A few months ago, Kannan gave a sensational speech at a college function about journalism. Ram, the editor of "Kudiyarasu", impressed by his speech, hired Kannan as a part-time investigative journalist. Kannan then came across the closure of a finance company. Several poor and middle-class people had deposited their savings in a chit fund company, and the company looted investors of 2000 crores rupees. Kannan started to fully investigate after the suicide of his friend Priya (Tharika), who was scammed by the company. During the investigation, the auditor of the chit fund, Raghavan, accepted to give him the evidence and revealed that Ambalavanan was behind the chit fund scam.
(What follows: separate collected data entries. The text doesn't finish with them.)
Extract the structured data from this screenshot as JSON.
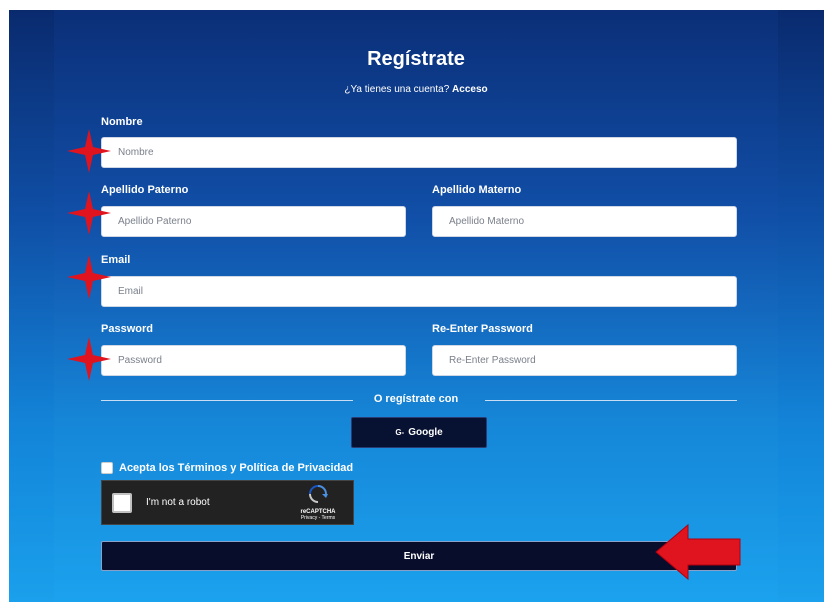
{
  "form": {
    "title": "Regístrate",
    "subtitle_prefix": "¿Ya tienes una cuenta?",
    "login_link": "Acceso"
  },
  "fields": {
    "nombre": {
      "label": "Nombre",
      "placeholder": "Nombre"
    },
    "apellido_paterno": {
      "label": "Apellido Paterno",
      "placeholder": "Apellido Paterno"
    },
    "apellido_materno": {
      "label": "Apellido Materno",
      "placeholder": "Apellido Materno"
    },
    "email": {
      "label": "Email",
      "placeholder": "Email"
    },
    "password": {
      "label": "Password",
      "placeholder": "Password"
    },
    "reenter_password": {
      "label": "Re-Enter Password",
      "placeholder": "Re-Enter Password"
    }
  },
  "social": {
    "divider_text": "O regístrate con",
    "google_icon": "G-",
    "google_label": "Google"
  },
  "terms": {
    "label": "Acepta los Términos y Política de Privacidad"
  },
  "captcha": {
    "label": "I'm not a robot",
    "brand": "reCAPTCHA",
    "links": "Privacy - Terms"
  },
  "submit": {
    "label": "Enviar"
  },
  "annotations": {
    "star_color": "#e0141e",
    "arrow_color": "#e0141e"
  }
}
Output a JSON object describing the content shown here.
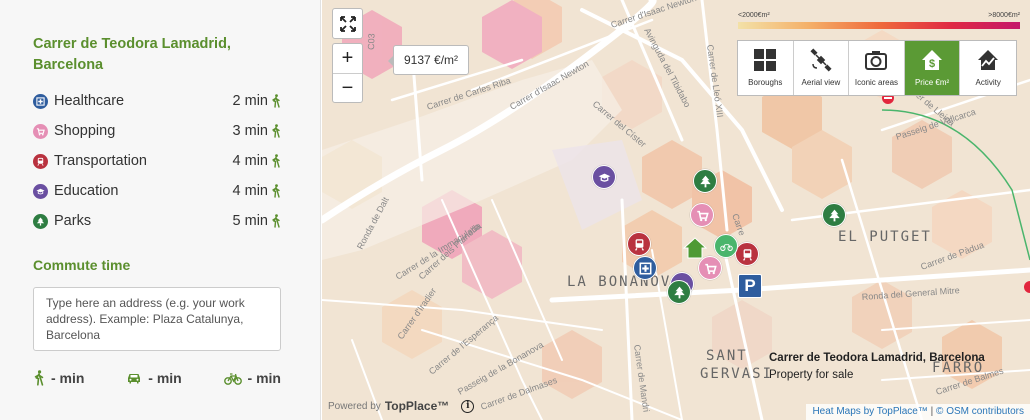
{
  "panel": {
    "address": "Carrer de Teodora Lamadrid, Barcelona",
    "amenities": [
      {
        "label": "Healthcare",
        "time": "2 min",
        "icon": "healthcare-icon",
        "color": "#2f5d9e"
      },
      {
        "label": "Shopping",
        "time": "3 min",
        "icon": "shopping-cart-icon",
        "color": "#e58fb5"
      },
      {
        "label": "Transportation",
        "time": "4 min",
        "icon": "train-icon",
        "color": "#b9323f"
      },
      {
        "label": "Education",
        "time": "4 min",
        "icon": "graduation-cap-icon",
        "color": "#6a4fa1"
      },
      {
        "label": "Parks",
        "time": "5 min",
        "icon": "tree-icon",
        "color": "#2e7d42"
      }
    ],
    "commute_title": "Commute time",
    "commute_placeholder": "Type here an address (e.g. your work address). Example: Plaza Catalunya, Barcelona",
    "modes": [
      {
        "mode": "walk",
        "value": "- min",
        "icon": "walking-icon"
      },
      {
        "mode": "car",
        "value": "- min",
        "icon": "car-icon"
      },
      {
        "mode": "bike",
        "value": "- min",
        "icon": "bicycle-icon"
      }
    ],
    "accent_color": "#5b8f2e"
  },
  "map": {
    "price_tooltip": "9137 €/m²",
    "legend_min": "<2000€m²",
    "legend_max": ">8000€m²",
    "layers": [
      {
        "label": "Boroughs",
        "icon": "grid-icon",
        "active": false
      },
      {
        "label": "Aerial view",
        "icon": "satellite-icon",
        "active": false
      },
      {
        "label": "Iconic areas",
        "icon": "camera-icon",
        "active": false
      },
      {
        "label": "Price €m²",
        "icon": "price-house-icon",
        "active": true
      },
      {
        "label": "Activity",
        "icon": "activity-house-icon",
        "active": false
      }
    ],
    "streets": {
      "isaac_newton_top": "Carrer d'Isaac Newton",
      "carles_riba": "Carrer de Carles Riba",
      "isaac_newton": "Carrer d'Isaac Newton",
      "tibidabo": "Avinguda del Tibidabo",
      "lleo_xiii": "Carrer de Lleó XIII",
      "cister": "Carrer del Císter",
      "c03": "C03",
      "ronda_dalt": "Ronda de Dalt",
      "immaculada": "Carrer de la Immaculada",
      "planella": "Carrer dels Planella",
      "iradier": "Carrer d'Iradier",
      "esperanca": "Carrer de l'Esperança",
      "bonanova_passeig": "Passeig de la Bonanova",
      "dalmases": "Carrer de Dalmases",
      "mandri": "Carrer de Mandri",
      "general_mitre": "Ronda del General Mitre",
      "padua": "Carrer de Pàdua",
      "vallcarca": "Passeig de Vallcarca",
      "balmes": "Carrer de Balmes",
      "lleida": "Carrer de Lleida",
      "cam": "Carre"
    },
    "hoods": {
      "bonanova": "LA BONANOVA",
      "putget": "EL PUTGET",
      "sant": "SANT",
      "gervasi": "GERVASI",
      "farro": "FARRÓ"
    },
    "info_title": "Carrer de Teodora Lamadrid, Barcelona",
    "info_sub": "Property for sale",
    "powered_label": "Powered by",
    "powered_brand": "TopPlace™",
    "attribution_heat": "Heat Maps by TopPlace™",
    "attribution_sep": "|",
    "attribution_osm": "© OSM contributors"
  }
}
Arthi decides to help Kannan, and they start looking for another evidence, but the powerful politician Ambalavanan sabotages all their plans. In a face-to-face confrontation with Kannan, Ambalavanan, with his henchmen, asks him to forget the matter, and he confesses that he has cheated many people via chit fund companies, however, Kannan records his confession without him knowing. Thereafter, the Chief Minister (John Amirtharaj) forces Ambalavanan to resign from his position as minister, and the news was published in a timely fashion. During a function, later that evening, Kannan and Arthi received praise from the Chief Minister for the brave act in front of the newly married couple Radha and Rohit. Subsequently, Kannan and Arthi fall in love with each other.

==Production==
The film director Shabir Hussain, a national kickboxing champion, said, "The Watergate scandal where two journalists exposed the then US president Richard Nixon is the inspiration for my story. The film proves the pen is mightier than the sword". Actor Vignesh has changed his name to Vigneshwaran for the film and will play the role of an investigative journalist who exposes corruption in society. Sabarna Anand, Sun Music video jockey turned heroine first time with this film. The rest of the cast includes Neepa, K. Suresh Kannan, Nizhalgal Ravi, Sethu Vinayakam, among others. Karthik Raja scores the music and the film was produced by two kickboxers K. Suresh Kannan and E. S. Satya Narayana.

==Soundtrack==

The film score and the soundtrack were composed by Karthik Raja. The soundtrack, released in 2009, features 3 tracks with lyrics written by Andal Priyadarshini.

| Track | Song | Singer(s) | Duration |
|---|---|---|---|
| 1 | "Ayndharai Adiyil" | Malgudi Subha, Sunitha Sarathy | 3:58 |
| 2 | "Idhu Enna Idhu" | Karthik Raja, Bela Shende | 4:28 |
| 3 | "Idhu Enna Idhu" | Bela Shende, Karthik Raja | 4:19 |

==Release==
The film was released on 13 February 2009 alongside Perumal and Siva Manasula Sakthi.

===Critical reception===
S. R. Ashok Kumar of The Hindu wrote, "With most of the cast and the director, H. M. Sabir Hussain, making their debut, one would expect the filmmaker to pay extra attention to the script which he has not done".